# Thread: Unitary and upper triangular?

1. ## Unitary and upper triangular?

Question: prove that a matrix that is both unitary and upper triangular must be diagonal.

Call the matrix $A$. By the fact that it is unitary, $AA^* = A^*A = I_n$. In other words, $\sum_{i=1}^n a_{ji} a^*_{ji} = 1$ for all $j=1,...,n$ where $a^*$ is the complex conjugate. Additionally, $\sum_{i=1}^n a_{ji} a^*_{ki} = 0$ for $j \neq k$.

And I know that $A*$ is lower triangular. Any hints, please? Thanks.

2. Originally Posted by Last_Singularity
Question: prove that a matrix that is both unitary and upper triangular must be diagonal.

Call the matrix $A$. By the fact that it is unitary, $AA^* = A^*A = I_n$. In other words, $\sum_{i=1}^n a_{ji} a^*_{ji} = 1$ for all $j=1,...,n$ where $a^*$ is the complex conjugate. Additionally, $\sum_{i=1}^n a_{ji} a^*_{ki} = 0$ for $j \neq k$.

And I know that $A*$ is lower triangular. Any hints, please? Thanks.

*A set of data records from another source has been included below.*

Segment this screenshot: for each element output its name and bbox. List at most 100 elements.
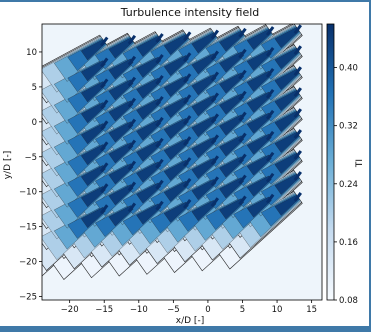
x-tick-label: −20: [61, 305, 79, 315]
turbine-marker: [210, 92, 220, 103]
turbine-marker: [293, 87, 303, 98]
turbine-marker: [210, 176, 220, 187]
turbine-marker: [182, 115, 192, 125]
turbine-marker: [293, 45, 303, 56]
turbine-marker: [100, 99, 109, 110]
colorbar: 0.08 0.16 0.24 0.32 0.40: [326, 23, 358, 306]
colorbar-tick-label: 0.24: [339, 180, 358, 190]
turbine-marker: [293, 24, 303, 35]
turbine-marker: [265, 26, 275, 36]
turbine-marker: [182, 157, 192, 167]
turbine-marker: [155, 95, 164, 106]
x-axis: −20 −15 −10 −5 0 5 10 15: [61, 300, 317, 315]
turbine-marker: [127, 55, 137, 66]
turbine-marker: [293, 150, 303, 160]
turbine-marker: [238, 48, 247, 59]
turbine-marker: [155, 74, 164, 85]
y-tick-label: 0: [32, 118, 37, 128]
colorbar-gradient: [326, 23, 335, 301]
turbine-marker: [182, 31, 192, 42]
turbine-marker: [155, 33, 164, 43]
turbine-marker: [100, 78, 109, 89]
colorbar-tick-label: 0.32: [339, 122, 358, 132]
turbine-marker: [127, 139, 137, 150]
turbine-marker: [127, 202, 137, 213]
turbine-marker: [100, 141, 109, 152]
turbine-marker: [265, 47, 275, 57]
turbine-marker: [238, 27, 247, 38]
turbine-marker: [265, 193, 275, 204]
x-tick-label: 5: [240, 305, 245, 315]
turbine-marker: [210, 134, 220, 145]
turbine-marker: [238, 90, 247, 101]
x-tick-label: −15: [95, 305, 113, 315]
turbine-marker: [155, 137, 164, 148]
x-tick-label: −5: [167, 305, 180, 315]
turbine-marker: [127, 118, 137, 129]
turbine-marker: [155, 200, 164, 211]
colorbar-tick-label: 0.16: [339, 238, 358, 248]
turbine-marker: [100, 57, 109, 68]
y-tick-label: 10: [26, 48, 37, 58]
turbine-marker: [210, 50, 220, 61]
turbine-marker: [182, 178, 192, 188]
turbine-marker: [155, 179, 164, 190]
turbine-marker: [155, 158, 164, 169]
y-tick-label: −20: [19, 258, 37, 268]
plot-frame: [41, 23, 323, 301]
turbine-marker: [238, 111, 247, 122]
turbine-marker: [210, 197, 220, 208]
turbine-marker: [238, 195, 247, 206]
turbine-marker: [100, 183, 109, 194]
turbine-marker: [100, 36, 109, 47]
x-tick-label: 10: [272, 305, 283, 315]
chart-title: Turbulence intensity field: [120, 6, 260, 19]
turbine-marker: [182, 136, 192, 146]
x-tick-label: 15: [306, 305, 317, 315]
y-axis: −25 −20 −15 −10 −5 0 5 10: [19, 48, 42, 303]
turbine-marker: [265, 172, 275, 183]
colorbar-label: TI: [355, 159, 365, 168]
y-axis-label: y/D [-]: [3, 151, 13, 179]
turbine-marker: [182, 52, 192, 63]
turbine-marker: [293, 108, 303, 118]
turbine-marker: [265, 151, 275, 162]
plot-area: [41, 23, 323, 301]
colorbar-tick-label: 0.40: [339, 64, 358, 74]
y-tick-label: −15: [19, 223, 37, 233]
turbine-marker: [155, 116, 164, 127]
colorbar-tick-label: 0.08: [339, 296, 358, 306]
turbine-marker: [238, 132, 247, 143]
turbine-marker: [127, 160, 137, 171]
turbine-marker: [100, 120, 109, 131]
turbine-marker: [238, 174, 247, 185]
turbine-marker: [293, 129, 303, 139]
turbine-marker: [182, 73, 192, 84]
turbine-marker: [127, 97, 137, 108]
turbine-marker: [265, 109, 275, 120]
turbine-marker: [293, 171, 303, 181]
turbine-marker: [265, 68, 275, 78]
turbine-marker: [127, 181, 137, 192]
turbine-marker: [127, 34, 137, 45]
y-tick-label: −25: [19, 293, 37, 303]
turbine-marker: [127, 76, 137, 87]
turbine-marker: [210, 29, 220, 40]
x-tick-label: −10: [130, 305, 148, 315]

You're almost there, though your notation perhaps makes things a little messier:

$U=(u{_ij})$ is unitary, so:

(i) $\Longrightarrow\,U^{*}=U^{-1}$

(ii) $\sum\limits_{k=i}^n(u_{ik}\overline{u_{ik}}=)\left |u_{ik}\right|^2=1$

(iii) The inverse of an upper triangular matrix $U=(u_{ij})$ is also upper triangular with diagonal elements $=u_{ii}^{-1}=\frac{1}{u_{ii}}\,,\,i=1,2,...,n$

Now put together (i) and (iii): $\frac{1}{u_{ii}}=\overline{u_{ii}}\Longleftrightar row\,\left|u_{ii}\right|^2=1$ , and taking into account (ii) this gives us that all the elements outside of the main diagonal must be zero. Q.E.D.

Or simpler, using your reasoning and (iii): $U^{-1}$ is upper triangular, but $U^{-1}=U^{*}$ , and $U^{*}$ is LOWER triangular $\Longrightarrow\,U^{*}$ is both upper and lower triangular and then it is diagonal, and thus also $U$ is.
Tonio